There's an op-ed in the NY Times today gathering great attention and back-slapping from the Right. It says the Iraqi occupation is a "war we just might win".
It's written by long-time shills for the Bush misadventure Ken Pollack and Mike O'Hanlon, who are currently at the Brookings Institution. Glenn Greenwald has the run down on just how often and how completely these two have whored for the Bush administration. Greg Sargent adds even more, including the rather relevant observation that O'Hanlon is a long-time friend of Saint Petreaus. The Think Progress crew have even more and add the obvious observation on today's flight of rose-colored fancy.

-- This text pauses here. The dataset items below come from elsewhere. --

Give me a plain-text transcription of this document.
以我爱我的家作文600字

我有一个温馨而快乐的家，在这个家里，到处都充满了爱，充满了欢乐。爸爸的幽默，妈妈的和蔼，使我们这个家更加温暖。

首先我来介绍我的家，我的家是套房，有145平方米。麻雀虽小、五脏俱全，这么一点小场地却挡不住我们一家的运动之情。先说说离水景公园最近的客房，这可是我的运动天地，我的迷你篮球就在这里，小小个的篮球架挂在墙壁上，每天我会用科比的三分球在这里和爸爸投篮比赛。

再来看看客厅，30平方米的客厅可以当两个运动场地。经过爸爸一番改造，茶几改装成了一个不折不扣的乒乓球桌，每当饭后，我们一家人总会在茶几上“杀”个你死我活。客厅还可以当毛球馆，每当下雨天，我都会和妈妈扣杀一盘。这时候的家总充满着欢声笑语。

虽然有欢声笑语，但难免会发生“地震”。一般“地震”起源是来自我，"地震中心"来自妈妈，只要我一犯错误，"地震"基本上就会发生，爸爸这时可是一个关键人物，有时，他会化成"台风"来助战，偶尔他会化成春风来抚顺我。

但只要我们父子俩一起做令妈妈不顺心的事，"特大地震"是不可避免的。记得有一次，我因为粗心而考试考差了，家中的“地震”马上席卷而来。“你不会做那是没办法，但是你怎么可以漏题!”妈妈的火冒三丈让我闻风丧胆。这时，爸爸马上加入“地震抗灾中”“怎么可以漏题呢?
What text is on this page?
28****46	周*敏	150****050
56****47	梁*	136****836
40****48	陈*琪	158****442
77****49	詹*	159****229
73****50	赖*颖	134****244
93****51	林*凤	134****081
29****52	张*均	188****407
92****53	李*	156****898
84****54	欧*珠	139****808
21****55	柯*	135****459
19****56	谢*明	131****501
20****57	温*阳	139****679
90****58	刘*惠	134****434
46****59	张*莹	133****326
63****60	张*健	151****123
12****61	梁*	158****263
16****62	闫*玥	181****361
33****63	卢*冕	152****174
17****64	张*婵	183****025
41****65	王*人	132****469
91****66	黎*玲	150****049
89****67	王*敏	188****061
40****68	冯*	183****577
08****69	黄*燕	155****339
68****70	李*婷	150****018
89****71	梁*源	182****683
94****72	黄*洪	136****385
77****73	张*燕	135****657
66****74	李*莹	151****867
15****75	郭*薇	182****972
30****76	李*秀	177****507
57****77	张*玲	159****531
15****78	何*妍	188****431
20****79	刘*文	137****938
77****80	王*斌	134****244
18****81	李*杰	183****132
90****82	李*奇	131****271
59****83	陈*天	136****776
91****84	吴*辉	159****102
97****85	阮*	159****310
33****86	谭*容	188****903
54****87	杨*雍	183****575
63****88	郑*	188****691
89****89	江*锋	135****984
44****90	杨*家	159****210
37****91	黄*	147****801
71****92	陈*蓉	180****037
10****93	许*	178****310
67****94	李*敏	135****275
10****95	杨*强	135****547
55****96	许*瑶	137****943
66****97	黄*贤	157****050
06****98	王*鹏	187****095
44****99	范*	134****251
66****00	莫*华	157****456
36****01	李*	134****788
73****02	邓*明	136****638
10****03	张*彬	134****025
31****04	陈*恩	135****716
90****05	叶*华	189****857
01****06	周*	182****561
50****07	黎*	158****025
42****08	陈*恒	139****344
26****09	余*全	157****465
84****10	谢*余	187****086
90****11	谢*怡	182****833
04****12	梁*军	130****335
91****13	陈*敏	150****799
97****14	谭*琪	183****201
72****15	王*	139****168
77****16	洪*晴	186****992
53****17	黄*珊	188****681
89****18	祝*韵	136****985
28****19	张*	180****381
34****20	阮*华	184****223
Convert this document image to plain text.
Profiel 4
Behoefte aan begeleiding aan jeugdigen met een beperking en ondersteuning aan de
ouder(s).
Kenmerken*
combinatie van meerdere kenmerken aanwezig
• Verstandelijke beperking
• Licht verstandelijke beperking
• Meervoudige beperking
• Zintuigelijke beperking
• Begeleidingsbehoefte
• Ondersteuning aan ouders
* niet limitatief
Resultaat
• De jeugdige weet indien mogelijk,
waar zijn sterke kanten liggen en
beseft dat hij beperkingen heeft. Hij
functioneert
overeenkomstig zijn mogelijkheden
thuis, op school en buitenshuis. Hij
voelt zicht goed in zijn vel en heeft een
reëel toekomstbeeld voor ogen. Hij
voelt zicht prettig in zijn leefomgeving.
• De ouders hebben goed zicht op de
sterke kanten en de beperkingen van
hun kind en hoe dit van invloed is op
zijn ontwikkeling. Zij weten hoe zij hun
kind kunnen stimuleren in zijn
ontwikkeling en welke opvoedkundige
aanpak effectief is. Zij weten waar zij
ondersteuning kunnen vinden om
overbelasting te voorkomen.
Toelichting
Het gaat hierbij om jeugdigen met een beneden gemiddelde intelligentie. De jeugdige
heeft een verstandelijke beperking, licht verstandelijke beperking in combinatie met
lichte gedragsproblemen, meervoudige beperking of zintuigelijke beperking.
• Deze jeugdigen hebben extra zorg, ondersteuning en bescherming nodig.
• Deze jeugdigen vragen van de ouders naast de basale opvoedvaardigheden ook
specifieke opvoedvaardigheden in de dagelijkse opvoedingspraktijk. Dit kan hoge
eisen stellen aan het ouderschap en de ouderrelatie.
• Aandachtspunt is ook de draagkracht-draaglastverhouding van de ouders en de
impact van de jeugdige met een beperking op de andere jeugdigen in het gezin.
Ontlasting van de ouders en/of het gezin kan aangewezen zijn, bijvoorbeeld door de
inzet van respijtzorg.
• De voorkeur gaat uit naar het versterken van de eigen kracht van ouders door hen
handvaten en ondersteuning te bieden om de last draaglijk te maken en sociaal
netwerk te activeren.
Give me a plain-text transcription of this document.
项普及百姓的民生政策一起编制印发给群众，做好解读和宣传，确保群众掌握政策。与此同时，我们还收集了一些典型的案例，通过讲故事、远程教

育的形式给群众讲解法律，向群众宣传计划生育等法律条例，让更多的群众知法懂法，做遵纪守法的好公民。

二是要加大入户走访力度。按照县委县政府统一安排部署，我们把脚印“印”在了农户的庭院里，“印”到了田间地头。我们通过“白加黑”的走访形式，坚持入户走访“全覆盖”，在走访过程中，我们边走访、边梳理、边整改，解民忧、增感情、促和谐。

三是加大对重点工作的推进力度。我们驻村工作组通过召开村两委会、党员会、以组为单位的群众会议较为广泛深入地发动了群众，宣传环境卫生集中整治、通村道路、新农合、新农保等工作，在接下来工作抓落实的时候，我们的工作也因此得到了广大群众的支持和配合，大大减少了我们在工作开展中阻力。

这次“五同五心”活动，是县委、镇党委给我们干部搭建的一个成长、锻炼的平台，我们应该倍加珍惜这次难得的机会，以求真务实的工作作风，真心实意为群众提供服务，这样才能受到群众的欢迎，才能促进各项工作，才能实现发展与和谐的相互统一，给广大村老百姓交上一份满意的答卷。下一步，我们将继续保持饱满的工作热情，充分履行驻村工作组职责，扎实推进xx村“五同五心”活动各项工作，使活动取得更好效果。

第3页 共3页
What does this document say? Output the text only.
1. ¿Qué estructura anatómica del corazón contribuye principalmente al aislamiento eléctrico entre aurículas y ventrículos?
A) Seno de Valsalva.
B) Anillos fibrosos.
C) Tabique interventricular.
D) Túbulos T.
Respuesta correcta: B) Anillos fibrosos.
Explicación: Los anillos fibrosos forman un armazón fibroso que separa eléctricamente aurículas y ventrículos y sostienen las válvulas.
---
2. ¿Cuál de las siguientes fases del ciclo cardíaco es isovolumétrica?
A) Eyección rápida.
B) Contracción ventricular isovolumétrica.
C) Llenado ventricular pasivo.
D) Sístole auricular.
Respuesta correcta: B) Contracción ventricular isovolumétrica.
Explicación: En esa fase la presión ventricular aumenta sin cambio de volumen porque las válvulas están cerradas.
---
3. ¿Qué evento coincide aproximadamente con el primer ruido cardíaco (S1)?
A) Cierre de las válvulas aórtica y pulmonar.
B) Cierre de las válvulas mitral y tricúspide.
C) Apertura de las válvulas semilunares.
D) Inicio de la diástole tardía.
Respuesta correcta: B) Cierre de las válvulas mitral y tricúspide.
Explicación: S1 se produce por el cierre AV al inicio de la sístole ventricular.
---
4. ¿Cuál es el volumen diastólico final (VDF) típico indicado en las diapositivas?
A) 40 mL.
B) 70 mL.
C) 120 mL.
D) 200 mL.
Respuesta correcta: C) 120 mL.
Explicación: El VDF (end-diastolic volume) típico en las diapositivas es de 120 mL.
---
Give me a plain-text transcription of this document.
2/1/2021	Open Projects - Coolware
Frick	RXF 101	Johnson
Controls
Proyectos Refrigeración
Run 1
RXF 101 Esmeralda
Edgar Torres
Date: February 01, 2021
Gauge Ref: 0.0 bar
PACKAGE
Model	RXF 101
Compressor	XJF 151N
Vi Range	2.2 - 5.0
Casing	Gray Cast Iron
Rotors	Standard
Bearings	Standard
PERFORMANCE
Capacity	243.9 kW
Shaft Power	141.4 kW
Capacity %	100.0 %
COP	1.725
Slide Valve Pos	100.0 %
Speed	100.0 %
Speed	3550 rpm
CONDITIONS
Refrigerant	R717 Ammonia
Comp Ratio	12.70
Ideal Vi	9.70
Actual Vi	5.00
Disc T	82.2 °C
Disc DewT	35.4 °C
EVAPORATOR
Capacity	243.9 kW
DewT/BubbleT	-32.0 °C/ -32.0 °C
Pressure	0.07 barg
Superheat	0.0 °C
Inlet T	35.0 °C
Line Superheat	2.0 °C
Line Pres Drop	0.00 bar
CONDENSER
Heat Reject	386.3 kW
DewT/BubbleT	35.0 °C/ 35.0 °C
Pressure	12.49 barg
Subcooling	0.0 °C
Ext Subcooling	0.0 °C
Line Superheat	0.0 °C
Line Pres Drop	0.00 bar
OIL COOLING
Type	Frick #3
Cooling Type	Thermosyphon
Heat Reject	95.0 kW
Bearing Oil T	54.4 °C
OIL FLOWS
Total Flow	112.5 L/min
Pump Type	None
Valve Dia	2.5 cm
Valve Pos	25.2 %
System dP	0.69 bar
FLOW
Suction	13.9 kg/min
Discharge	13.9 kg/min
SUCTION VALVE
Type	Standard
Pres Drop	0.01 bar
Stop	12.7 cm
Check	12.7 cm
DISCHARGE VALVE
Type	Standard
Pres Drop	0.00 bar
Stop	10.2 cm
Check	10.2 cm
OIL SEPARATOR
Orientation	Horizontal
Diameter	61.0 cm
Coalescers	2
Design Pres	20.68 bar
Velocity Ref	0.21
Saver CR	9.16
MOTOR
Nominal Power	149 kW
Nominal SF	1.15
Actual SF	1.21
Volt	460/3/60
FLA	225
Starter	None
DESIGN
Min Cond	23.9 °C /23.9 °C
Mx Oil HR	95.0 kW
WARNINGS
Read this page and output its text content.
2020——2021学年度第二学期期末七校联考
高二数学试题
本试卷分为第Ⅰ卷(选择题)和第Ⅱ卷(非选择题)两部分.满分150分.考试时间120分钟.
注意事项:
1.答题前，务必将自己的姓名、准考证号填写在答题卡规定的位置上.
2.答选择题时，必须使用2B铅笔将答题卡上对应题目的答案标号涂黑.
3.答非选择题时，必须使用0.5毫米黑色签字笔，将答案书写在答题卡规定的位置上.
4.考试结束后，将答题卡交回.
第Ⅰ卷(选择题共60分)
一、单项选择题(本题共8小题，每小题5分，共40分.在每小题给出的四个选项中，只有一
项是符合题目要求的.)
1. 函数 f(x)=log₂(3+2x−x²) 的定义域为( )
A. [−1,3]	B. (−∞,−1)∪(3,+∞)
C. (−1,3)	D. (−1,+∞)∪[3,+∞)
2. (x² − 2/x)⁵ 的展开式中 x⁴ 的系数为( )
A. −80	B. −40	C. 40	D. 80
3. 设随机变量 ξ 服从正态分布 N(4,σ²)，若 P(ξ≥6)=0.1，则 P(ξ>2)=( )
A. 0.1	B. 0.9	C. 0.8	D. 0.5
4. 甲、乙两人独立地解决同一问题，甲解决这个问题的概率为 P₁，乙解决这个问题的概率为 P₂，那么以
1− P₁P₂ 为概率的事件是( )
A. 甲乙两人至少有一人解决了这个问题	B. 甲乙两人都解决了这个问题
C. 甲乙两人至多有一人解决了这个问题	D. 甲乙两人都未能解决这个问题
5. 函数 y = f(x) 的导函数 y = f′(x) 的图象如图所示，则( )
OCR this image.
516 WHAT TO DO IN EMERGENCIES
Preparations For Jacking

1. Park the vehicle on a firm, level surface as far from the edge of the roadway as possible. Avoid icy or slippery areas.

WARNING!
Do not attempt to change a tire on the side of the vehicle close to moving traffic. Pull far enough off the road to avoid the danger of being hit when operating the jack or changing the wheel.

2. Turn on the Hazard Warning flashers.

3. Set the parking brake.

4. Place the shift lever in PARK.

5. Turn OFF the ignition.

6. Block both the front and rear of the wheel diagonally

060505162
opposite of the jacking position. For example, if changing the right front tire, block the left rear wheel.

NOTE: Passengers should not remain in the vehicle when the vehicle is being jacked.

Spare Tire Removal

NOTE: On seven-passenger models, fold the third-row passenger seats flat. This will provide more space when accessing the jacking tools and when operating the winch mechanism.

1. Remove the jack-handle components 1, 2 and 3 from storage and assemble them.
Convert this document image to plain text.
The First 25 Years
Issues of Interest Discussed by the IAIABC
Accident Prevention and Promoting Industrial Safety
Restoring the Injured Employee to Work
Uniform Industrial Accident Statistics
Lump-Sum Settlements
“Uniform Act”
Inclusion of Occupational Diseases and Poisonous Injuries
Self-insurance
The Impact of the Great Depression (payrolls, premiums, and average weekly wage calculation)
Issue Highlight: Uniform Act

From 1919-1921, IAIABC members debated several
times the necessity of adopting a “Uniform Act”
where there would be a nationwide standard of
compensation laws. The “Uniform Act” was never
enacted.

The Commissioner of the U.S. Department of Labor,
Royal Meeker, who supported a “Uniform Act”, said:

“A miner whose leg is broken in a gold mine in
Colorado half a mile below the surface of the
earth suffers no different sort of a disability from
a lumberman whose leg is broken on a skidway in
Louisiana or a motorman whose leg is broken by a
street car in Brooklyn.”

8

Pollack and O’Hanlon applaud the administration’s military strategy for providing “basic services — electricity, fuel, clean water and sanitation — to the people,” praise the ‘reliability‘ of Iraqi security forces, and express genuine surprise over “how well the coalition’s new Embedded Provincial Reconstruction Teams are working.”To Think Progress' list of negative metrics we should probably add the utter lack of political progress in Iraq, the various massive medical crises, the oportunistic nature of current alliances, the continuing sectarian partition of Baghdad, the deceptive sham of supposed reductions in violence that don't even scratch the surface of the overall problem and the one in seven Iraqis who are fleeing their homes.
O’Hanlon’s metrics of success have no grounding in reality:
– Residents of Baghdad are now receiving just one or two hours of electricity each day
– Iraqi security forces are deserting in large numbers
– A new report released last week found that reconstruction has stalled
Ken Pollack and Michael O’Hanlon: often wrong, but never in doubt.
Two thousand Iraqis are fleeing their homes every day. It is the greatest mass exodus of people ever in the Middle East and dwarfs anything seen in Europe since the Second World War. Four million people, one in seven Iraqis, have run away, because if they do not they will be killed. Two million have left Iraq, mainly for Syria and Jordan, and the same number have fled within the country.Who are you going to believe - two Bush cheerleaders who falsely claim to be critics or four million Iraqis?
Yet, while the US and Britain express sympathy for the plight of refugees in Africa, they are ignoring - or playing down- a far greater tragedy which is largely of their own making.
The US and Britain may not want to dwell on the disasters that have befallen Iraq during their occupation but the shanty towns crammed with refugees springing up in Iraq and neighbouring countries are becoming impossible to ignore.
Even so the UNHCR is having difficulty raising $100m (£50m) for relief. The organisation says the two countries caring for the biggest proportion of Iraqi refugees - Syria and Jordan - have still received "next to nothing from the world community". Some 1.4 million Iraqis have fled to Syria according to the UN High Commission for Refugees, Jordan has taken in 750 000 while Egypt and Lebanon have seen 200 000 Iraqis cross into their territories.
Potential donors are reluctant to spent money inside Iraq arguing the country has large oil revenues. They are either unaware, or are ignoring the fact that the Iraqi administration has all but collapsed outside the Baghdad Green Zone. The US is spending $2bn a week on military operations in Iraq according to the Congressional Research Service but many Iraqis are dying because they lack drinking water costing a few cents.
Kalawar refugee camp in Sulaymaniyah is a microcosm of the misery to which millions of Iraqis have been reduced.
"At least it is safe here," says Walid Sha'ad Nayef, 38, as he stands amid the stink of rotting garbage and raw sewage. He fled from the lethally dangerous Sa'adiyah district in Baghdad 11 months ago. As we speak to him, a man silently presents us with the death certificate of his son, Farez Maher Zedan, who was killed in Baghdad on 20 May 2006.
Kalawar is a horrible place. Situated behind a petrol station down a dusty track, the first sight of the camp is of rough shelters made out of rags, torn pieces of cardboard and old blankets. The stench is explained by the fact the Kurdish municipal authorities will not allow the 470 people in the camp to dig latrines. They say this might encourage them to stay.